Recently in my quest to try out some conscious beauty products, I jumped the gun and got involved with a nail company. One of my biggest gripes is that when I paint my nails, it always chips off so quickly. Especially because I've always used many of the green beauty brands. Think 100 Percent Pure, Pacifica, etc. My little digits have been looking rather haggard lately, and it finally drove me to try something that wasn't completely up to my standards as far as ingredients. But being that it was 8Free and 1 ingredient shy of being completely clean, I was ok with this, because it was such an innovative product and solved a lot of issues for me as far as painting my nails. After doing what I thought was my diligent research, I jumped in, and starting using the product, starting a new Instagram account (which you won't find now because I deleted it), and even recommending to my inner circle. When the product was on my nails, I loved it. I ignored the sensitivity in my nails, the rashes I was getting when I scratched my skin with them on, and the irritation I was getting on my fingers. I thought "I haven't used anything but Clean nail polish in years, maybe I need to adjust". Until I started reading about many others experiencing the same exact thing. 

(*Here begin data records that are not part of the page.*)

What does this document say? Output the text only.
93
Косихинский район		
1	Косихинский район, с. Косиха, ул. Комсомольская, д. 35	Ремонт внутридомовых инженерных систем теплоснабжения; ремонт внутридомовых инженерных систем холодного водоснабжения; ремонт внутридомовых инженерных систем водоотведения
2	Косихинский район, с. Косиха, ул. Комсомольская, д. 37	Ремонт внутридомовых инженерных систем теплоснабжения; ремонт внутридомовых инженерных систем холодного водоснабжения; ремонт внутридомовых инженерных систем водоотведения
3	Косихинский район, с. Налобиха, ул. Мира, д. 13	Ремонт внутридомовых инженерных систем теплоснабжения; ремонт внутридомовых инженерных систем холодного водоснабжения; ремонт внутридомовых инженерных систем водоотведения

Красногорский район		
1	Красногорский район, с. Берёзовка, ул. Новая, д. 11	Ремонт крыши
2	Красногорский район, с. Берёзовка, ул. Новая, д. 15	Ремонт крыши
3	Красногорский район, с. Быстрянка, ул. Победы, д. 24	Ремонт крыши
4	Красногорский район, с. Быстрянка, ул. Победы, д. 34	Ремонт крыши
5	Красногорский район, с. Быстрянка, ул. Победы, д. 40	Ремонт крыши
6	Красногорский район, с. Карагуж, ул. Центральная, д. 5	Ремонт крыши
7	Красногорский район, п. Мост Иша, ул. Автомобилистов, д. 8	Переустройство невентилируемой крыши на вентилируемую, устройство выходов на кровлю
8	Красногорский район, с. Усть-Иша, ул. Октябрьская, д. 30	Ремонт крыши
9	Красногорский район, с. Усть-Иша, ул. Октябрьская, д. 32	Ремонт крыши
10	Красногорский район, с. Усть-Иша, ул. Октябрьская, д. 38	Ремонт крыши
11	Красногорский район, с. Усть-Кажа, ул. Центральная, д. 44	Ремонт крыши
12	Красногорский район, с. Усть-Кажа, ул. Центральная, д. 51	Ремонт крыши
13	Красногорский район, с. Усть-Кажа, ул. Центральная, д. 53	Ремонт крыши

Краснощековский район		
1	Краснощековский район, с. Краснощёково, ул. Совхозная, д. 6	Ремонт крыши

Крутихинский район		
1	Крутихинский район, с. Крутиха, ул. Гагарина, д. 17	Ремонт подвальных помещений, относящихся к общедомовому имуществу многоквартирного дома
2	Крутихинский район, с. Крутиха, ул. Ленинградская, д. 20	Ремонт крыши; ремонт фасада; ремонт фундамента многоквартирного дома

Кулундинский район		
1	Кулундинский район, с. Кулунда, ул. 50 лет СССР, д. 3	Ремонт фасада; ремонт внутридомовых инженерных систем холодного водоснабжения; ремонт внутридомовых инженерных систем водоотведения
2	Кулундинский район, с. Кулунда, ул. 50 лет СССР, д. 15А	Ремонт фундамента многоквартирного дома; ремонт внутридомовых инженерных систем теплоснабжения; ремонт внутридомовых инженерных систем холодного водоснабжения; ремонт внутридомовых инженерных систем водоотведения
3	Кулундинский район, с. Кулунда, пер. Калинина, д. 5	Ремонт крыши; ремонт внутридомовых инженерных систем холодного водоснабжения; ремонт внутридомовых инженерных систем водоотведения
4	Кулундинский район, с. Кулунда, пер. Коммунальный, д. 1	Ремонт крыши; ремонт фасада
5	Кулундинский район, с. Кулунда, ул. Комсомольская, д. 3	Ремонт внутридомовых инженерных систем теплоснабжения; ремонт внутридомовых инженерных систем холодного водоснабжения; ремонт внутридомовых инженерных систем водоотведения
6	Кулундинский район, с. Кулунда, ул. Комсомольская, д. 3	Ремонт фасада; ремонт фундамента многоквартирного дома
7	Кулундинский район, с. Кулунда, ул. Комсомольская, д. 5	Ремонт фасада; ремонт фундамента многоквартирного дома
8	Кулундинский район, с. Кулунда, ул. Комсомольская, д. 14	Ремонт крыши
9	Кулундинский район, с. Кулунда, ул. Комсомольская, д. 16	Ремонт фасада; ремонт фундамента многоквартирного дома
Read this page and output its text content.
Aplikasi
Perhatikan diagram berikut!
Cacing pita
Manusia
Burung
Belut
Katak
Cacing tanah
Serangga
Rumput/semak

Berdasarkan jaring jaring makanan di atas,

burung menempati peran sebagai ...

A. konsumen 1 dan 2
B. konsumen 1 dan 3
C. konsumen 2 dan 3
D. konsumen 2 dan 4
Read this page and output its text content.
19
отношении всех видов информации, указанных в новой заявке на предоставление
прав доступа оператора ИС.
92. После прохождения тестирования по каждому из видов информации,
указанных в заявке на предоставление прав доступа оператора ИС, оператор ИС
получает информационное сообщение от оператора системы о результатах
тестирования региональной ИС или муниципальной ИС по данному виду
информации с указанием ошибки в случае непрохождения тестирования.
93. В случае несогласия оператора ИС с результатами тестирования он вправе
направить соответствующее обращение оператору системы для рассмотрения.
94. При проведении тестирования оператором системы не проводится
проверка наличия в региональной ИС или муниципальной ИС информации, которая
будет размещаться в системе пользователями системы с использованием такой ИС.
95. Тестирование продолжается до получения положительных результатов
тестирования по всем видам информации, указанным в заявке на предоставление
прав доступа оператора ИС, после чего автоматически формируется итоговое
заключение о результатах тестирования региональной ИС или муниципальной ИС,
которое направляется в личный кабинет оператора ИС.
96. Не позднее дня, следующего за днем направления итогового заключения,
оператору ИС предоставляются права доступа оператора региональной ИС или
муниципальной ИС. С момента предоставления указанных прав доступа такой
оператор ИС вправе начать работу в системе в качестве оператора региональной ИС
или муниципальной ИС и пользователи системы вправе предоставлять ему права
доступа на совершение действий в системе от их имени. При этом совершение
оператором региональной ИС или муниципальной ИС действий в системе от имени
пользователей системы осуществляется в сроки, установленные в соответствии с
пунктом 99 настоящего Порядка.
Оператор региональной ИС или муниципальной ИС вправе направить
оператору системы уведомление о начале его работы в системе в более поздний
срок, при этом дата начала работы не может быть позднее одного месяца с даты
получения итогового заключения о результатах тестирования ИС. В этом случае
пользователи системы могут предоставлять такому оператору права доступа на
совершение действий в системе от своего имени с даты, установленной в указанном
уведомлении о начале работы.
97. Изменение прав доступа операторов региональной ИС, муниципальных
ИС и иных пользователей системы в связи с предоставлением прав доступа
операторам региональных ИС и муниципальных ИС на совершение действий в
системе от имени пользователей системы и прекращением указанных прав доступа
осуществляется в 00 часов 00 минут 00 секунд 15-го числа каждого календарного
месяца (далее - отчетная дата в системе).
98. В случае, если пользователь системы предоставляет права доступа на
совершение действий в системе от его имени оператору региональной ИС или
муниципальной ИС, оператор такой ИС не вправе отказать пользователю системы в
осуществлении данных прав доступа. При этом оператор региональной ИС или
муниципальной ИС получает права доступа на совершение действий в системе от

Have you ever gotten so excited about finding something new and something that you thought was really this great thing that you kinda whisper to the world about it, and ignore that little inner whisper inside you telling you that it might not be a good idea? Yea, that happened. I'm a human, what can I say. I make mistakes. But I will never ever compromise my moral standards or integrity and recommend something to any of you that I wouldn't use on myself, or on my own family. On this occasion, I may have been a little late to the party as far as listening to my inner voice. But I realize now, and can promise you that moving forward I won't jump the gun on myself. I can't always promise pure, but I can promise safe!!! I'm not here to bash any companies, and I recognize that this product might be ok for many others out there. I just happen to be one of the many that had an issue, unfortunately. And because of that, I cannot recommend them to you!

This will always be a place where I share my healthy & SAFE options, but will never be place for preaching purity or making anyone feel inferior for their lifestyle choices. I may have been guilty of coming off this way in the past, I don't know. If I have, I apologize. I just want to help others live a healthier lifestyle. Whatever that means for you. 

Oh, and if you have any recommendations for a good "green" nail polish that doesn't chip off after  days, please send them my way!!!